O Pix, lançado no final de 2020, durante o governo de Jair Bolsonaro, rapidamente se tornou o método de pagamento mais utilizado no país, ultrapassando os cartões de crédito e débito em volume de transações e reduzindo drasticamente o uso de dinheiro vivo. No entanto, a interconexão do Pix a sistemas de pagamento estrangeiros poderia reduzir a dependência do dólar norte-americano e contornar intermediários, como empresas de cartão de crédito, o que vai contra os interesses do governo dos EUA.
Reações à Proposta
Em uma postagem no X, Lula descreveu a proposta do senador como uma tentativa de “entregar o Pix a interesses estrangeiros”. Ele afirmou que “não vão conseguir” e que “o Pix é uma conquista do Brasil e não vamos abrir mão dele”.

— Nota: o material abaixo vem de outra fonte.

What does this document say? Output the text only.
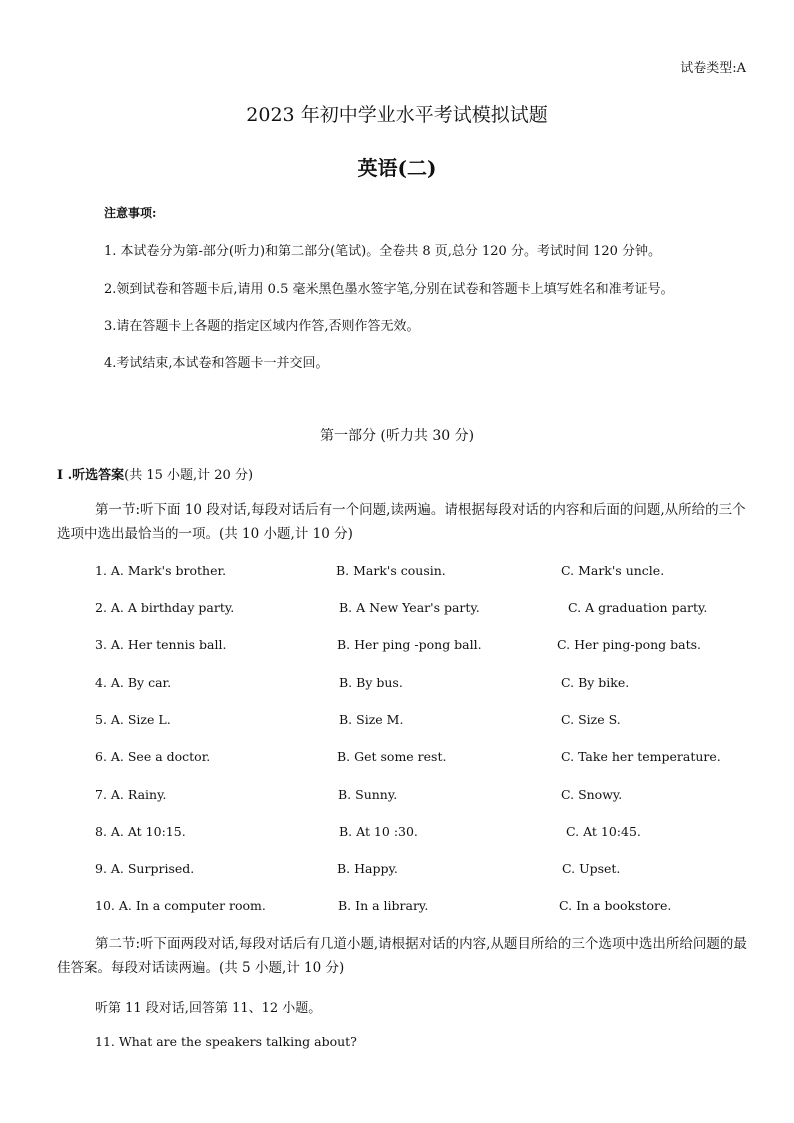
试卷类型:A
2023 年初中学业水平考试模拟试题
英语(二)
注意事项:
1. 本试卷分为第-部分(听力)和第二部分(笔试)。全卷共 8 页,总分 120 分。考试时间 120 分钟。
2.领到试卷和答题卡后,请用 0.5 毫米黑色墨水签字笔,分别在试卷和答题卡上填写姓名和准考证号。
3.请在答题卡上各题的指定区域内作答,否则作答无效。
4.考试结束,本试卷和答题卡一并交回。
第一部分 (听力共 30 分)
I .听选答案(共 15 小题,计 20 分)
第一节:听下面 10 段对话,每段对话后有一个问题,读两遍。请根据每段对话的内容和后面的问题,从所给的三个选项中选出最恰当的一项。(共 10 小题,计 10 分)
1. A. Mark's brother.	B. Mark's cousin.	C. Mark's uncle.
2. A. A birthday party.	B. A New Year's party.	C. A graduation party.
3. A. Her tennis ball.	B. Her ping -pong ball.	C. Her ping-pong bats.
4. A. By car.	B. By bus.	C. By bike.
5. A. Size L.	B. Size M.	C. Size S.
6. A. See a doctor.	B. Get some rest.	C. Take her temperature.
7. A. Rainy.	B. Sunny.	C. Snowy.
8. A. At 10:15.	B. At 10 :30.	C. At 10:45.
9. A. Surprised.	B. Happy.	C. Upset.
10. A. In a computer room.	B. In a library.	C. In a bookstore.
第二节:听下面两段对话,每段对话后有几道小题,请根据对话的内容,从题目所给的三个选项中选出所给问题的最佳答案。每段对话读两遍。(共 5 小题,计 10 分)
听第 11 段对话,回答第 11、12 小题。
11. What are the speakers talking about?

Flávio Bolsonaro defendeu o Pix contra as críticas de que o Banco Central do Brasil atua tanto como proprietário quanto como operador do sistema, com implicações anticoncorrenciais. Ele argumentou que as tarifas seriam a solução errada, pois não abordariam a arquitetura do Pix e prejudicariam os interesses de investimento dos EUA.
- Flávio Bolsonaro propôs um compromisso legislativo para que o Pix não seja interconectado a arranjos não ocidentais de liquidação transfronteiriça.
- A medida visa amenizar as preocupações dos EUA em relação à popular plataforma de pagamentos instantâneos.
- O Pix é uma conquista do Brasil e não deve ser entregue a interesses estrangeiros, segundo Lula.
Em resumo, a proposta de Flávio Bolsonaro visa encontrar uma solução para as preocupações dos EUA em relação ao Pix, enquanto Lula defende a plataforma como uma conquista do Brasil que não deve ser entregue a interesses estrangeiros.